Currently trails Nokia, Proxim, and others in wireless MAN race – but analysts mumble something about tortoises, hares UPDATED 03/31 6:41 PM

March 30, 2004

3 Min Read
Cisco Late to WiMax Party

Networking titan Cisco Systems Inc. (Nasdaq: CSCO) is late to the WiMax party, but analysts expect that it will have to turn up eventually, and when it does: Look out, Mary!

The wireless metropolitan area network (MAN) specification -- 802.16a revision d, or WiMax to its mates -- is being championed by Intel Corp. (Nasdaq: INTC), Cisco rivals Nokia Corp. (NYSE: NOK), and Proxim Corp. (Nasdaq: PROX), and many of the smaller so-and-sos in the fixed wireless equipment market.

Supporters of the WiMax spec -- which is intended to provide high-speed wireless data services over distances of 30 miles or so -- make some bold claims for the spec. Intel is pushing it as a cable/DSL replacement, especially in areas that are difficult to wire up, while others talk about the technology as replacing everything from wireless LAN to third-generation cellular systems [ed. note: it chops, slices, and dices!].

Cisco, which may be once-bitten-twice-shy around these kinds of wireless MAN plays, because of its unsuccessful acquisition of Clarity Wireless back in the late nineties,isn't saying much of anything about plans for WiMax.

"It's Cisco's policy not to discuss unannounced products," a company spokesperson wrote in a email reply to questions.

Nonetheless, analysts think that Cisco will have to get in on this action.

”In my humble opinion, they have no choice,” says Craig Mathias, principal at analyst and consulting firm, the Farpoint Group. “Cisco’s a networking company and the world is going wireless.”

“They’re already number one in wireless LAN; how hard can it be?” he muses.

Chris Kozup at the Meta Group Inc. concurs: “I would expect that as the specification moves closer to delivering product and silicon comes along Cisco will add [WiMax] to its product line," he says, going out on the world's shortest limb.

Most observers expect WiMax systems to start arriving in volume around the middle of next year.

Kozup thinks that WiMax products will easily slip into Cisco’s enterprise wireless offerings, supplementing -- or supplanting -- the 54-Mbit/s 1400 series 802.11 box that Cisco currently offers customers for outdoor network bridging applications.

But Cisco says that it has a history of 802.11 bridging products and plans to stick with that standard. "Given the high level of integration that has been achieved in the 802.11 space, Cisco finds 802.11 to be the fastest, most cost effective, and most tested path to standardized metro wireless bridging," writes the spokesperson.

Farpoint's Mathias notes that Cisco's experience with Clarity may have colored the firm's attitude towards the wireless MAN market.

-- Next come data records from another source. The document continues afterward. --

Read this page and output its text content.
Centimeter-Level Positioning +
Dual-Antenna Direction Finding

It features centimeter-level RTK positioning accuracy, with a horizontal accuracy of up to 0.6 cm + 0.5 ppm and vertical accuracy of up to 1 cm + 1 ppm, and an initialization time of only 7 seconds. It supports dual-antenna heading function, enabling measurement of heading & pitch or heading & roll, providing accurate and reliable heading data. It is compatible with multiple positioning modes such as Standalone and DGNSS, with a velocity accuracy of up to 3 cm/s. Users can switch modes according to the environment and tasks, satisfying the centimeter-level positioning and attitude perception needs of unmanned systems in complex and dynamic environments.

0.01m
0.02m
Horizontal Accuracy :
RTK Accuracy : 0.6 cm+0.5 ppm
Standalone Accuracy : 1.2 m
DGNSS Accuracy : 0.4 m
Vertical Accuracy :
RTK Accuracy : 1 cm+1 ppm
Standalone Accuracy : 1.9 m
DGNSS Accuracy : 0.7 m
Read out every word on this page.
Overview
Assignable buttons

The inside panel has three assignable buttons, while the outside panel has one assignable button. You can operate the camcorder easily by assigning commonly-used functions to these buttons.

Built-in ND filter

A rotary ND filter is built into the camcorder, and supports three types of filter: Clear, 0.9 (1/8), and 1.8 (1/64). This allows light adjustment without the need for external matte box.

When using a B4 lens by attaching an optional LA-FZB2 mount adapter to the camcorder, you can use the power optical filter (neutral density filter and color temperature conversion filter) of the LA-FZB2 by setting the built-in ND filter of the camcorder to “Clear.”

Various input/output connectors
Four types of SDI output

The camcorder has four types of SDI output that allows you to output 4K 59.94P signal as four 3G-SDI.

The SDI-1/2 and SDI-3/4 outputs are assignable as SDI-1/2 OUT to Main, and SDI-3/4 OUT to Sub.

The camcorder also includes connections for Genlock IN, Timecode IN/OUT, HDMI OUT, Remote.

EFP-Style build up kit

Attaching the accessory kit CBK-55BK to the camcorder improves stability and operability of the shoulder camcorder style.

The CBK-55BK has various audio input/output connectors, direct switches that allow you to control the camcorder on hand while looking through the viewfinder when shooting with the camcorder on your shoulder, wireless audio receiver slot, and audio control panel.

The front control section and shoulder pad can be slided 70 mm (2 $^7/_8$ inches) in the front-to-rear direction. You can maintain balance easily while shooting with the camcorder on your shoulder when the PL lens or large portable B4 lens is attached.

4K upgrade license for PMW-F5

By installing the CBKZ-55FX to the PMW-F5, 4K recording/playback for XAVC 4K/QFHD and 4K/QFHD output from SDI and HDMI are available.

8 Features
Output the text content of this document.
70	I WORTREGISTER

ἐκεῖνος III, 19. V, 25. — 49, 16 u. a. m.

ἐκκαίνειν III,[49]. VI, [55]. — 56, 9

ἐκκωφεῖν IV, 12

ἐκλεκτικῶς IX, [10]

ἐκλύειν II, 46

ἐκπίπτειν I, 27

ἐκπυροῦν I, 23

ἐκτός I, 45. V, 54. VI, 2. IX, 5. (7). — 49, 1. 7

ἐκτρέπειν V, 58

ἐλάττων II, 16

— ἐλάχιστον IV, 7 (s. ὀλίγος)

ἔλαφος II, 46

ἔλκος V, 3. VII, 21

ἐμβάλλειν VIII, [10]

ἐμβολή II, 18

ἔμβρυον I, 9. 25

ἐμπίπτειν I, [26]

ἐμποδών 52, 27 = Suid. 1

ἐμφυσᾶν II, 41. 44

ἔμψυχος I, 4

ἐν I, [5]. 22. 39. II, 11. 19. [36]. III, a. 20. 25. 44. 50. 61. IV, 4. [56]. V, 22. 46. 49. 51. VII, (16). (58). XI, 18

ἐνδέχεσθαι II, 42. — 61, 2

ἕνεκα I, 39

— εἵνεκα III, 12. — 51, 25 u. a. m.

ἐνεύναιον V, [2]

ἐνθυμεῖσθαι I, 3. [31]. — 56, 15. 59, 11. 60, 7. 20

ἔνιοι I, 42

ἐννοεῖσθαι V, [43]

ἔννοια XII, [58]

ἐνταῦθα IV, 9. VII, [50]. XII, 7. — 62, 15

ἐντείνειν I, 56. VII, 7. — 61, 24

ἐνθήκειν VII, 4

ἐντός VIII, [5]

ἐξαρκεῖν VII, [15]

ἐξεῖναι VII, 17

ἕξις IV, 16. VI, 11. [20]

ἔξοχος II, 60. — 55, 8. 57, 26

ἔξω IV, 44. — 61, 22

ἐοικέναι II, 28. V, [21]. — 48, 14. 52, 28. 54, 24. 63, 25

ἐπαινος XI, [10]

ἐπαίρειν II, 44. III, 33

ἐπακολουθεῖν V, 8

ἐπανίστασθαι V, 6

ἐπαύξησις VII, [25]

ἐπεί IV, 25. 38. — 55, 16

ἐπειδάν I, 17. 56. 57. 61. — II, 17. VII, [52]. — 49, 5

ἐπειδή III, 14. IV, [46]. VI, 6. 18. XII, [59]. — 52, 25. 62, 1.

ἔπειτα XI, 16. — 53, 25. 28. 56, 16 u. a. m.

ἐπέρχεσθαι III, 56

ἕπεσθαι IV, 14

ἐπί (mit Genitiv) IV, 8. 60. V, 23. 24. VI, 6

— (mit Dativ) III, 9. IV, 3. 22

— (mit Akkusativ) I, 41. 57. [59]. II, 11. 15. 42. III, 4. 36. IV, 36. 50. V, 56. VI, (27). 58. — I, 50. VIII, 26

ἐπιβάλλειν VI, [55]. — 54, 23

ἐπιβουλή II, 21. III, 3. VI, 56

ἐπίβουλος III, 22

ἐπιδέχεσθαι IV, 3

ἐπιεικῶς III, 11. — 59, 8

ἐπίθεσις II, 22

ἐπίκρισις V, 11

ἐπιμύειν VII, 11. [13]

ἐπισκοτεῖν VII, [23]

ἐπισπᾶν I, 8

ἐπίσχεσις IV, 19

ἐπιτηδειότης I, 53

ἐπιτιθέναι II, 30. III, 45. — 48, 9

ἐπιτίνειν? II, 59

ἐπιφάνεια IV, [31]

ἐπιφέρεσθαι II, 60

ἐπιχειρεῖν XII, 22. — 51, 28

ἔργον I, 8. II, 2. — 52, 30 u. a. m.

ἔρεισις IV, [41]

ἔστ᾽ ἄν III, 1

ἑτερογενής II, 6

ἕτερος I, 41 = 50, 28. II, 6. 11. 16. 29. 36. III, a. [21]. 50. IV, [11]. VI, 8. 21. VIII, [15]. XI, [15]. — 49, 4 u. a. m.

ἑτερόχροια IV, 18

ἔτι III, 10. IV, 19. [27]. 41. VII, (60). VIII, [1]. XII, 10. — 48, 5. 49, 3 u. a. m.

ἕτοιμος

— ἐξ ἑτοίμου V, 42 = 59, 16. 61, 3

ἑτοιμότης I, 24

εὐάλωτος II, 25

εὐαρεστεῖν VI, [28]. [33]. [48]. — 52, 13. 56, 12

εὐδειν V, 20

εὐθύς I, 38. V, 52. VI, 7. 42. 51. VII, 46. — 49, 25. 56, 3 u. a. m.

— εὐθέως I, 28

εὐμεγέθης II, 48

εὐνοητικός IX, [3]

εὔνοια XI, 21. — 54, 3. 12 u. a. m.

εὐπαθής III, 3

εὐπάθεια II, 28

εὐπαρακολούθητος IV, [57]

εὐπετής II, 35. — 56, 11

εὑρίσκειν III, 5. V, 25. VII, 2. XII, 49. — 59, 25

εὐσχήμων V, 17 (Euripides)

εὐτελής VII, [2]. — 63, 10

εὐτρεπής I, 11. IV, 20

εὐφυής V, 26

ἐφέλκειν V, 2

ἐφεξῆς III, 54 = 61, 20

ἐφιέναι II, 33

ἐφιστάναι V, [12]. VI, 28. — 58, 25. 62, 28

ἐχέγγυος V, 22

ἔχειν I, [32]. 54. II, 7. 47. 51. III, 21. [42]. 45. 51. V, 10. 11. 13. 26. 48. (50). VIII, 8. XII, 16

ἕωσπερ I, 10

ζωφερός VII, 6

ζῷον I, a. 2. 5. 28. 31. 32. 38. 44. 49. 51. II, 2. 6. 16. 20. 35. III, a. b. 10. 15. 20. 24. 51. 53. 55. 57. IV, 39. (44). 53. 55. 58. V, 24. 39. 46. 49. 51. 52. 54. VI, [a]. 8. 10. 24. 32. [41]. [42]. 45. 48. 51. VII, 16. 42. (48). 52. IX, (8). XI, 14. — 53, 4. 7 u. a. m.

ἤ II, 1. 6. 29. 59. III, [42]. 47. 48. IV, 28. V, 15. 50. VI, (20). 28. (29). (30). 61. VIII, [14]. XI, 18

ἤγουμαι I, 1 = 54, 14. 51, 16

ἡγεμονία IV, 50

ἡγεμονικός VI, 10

Cisco bought Clarity back in 1998 for $157 million in stock and ended up cancelling the product line in November 2001 because of poor sales. Many of the brains at Clarity ended up at WLAN sooper WiFi chip startup Airgo Networks.

Farpoint’s Mathias thinks that Cisco got in on the game too early with Clarity. “Cisco was definitely ahead of its time to think about buying them,” he says. "But they kind of let it die on the vine, didn't they?"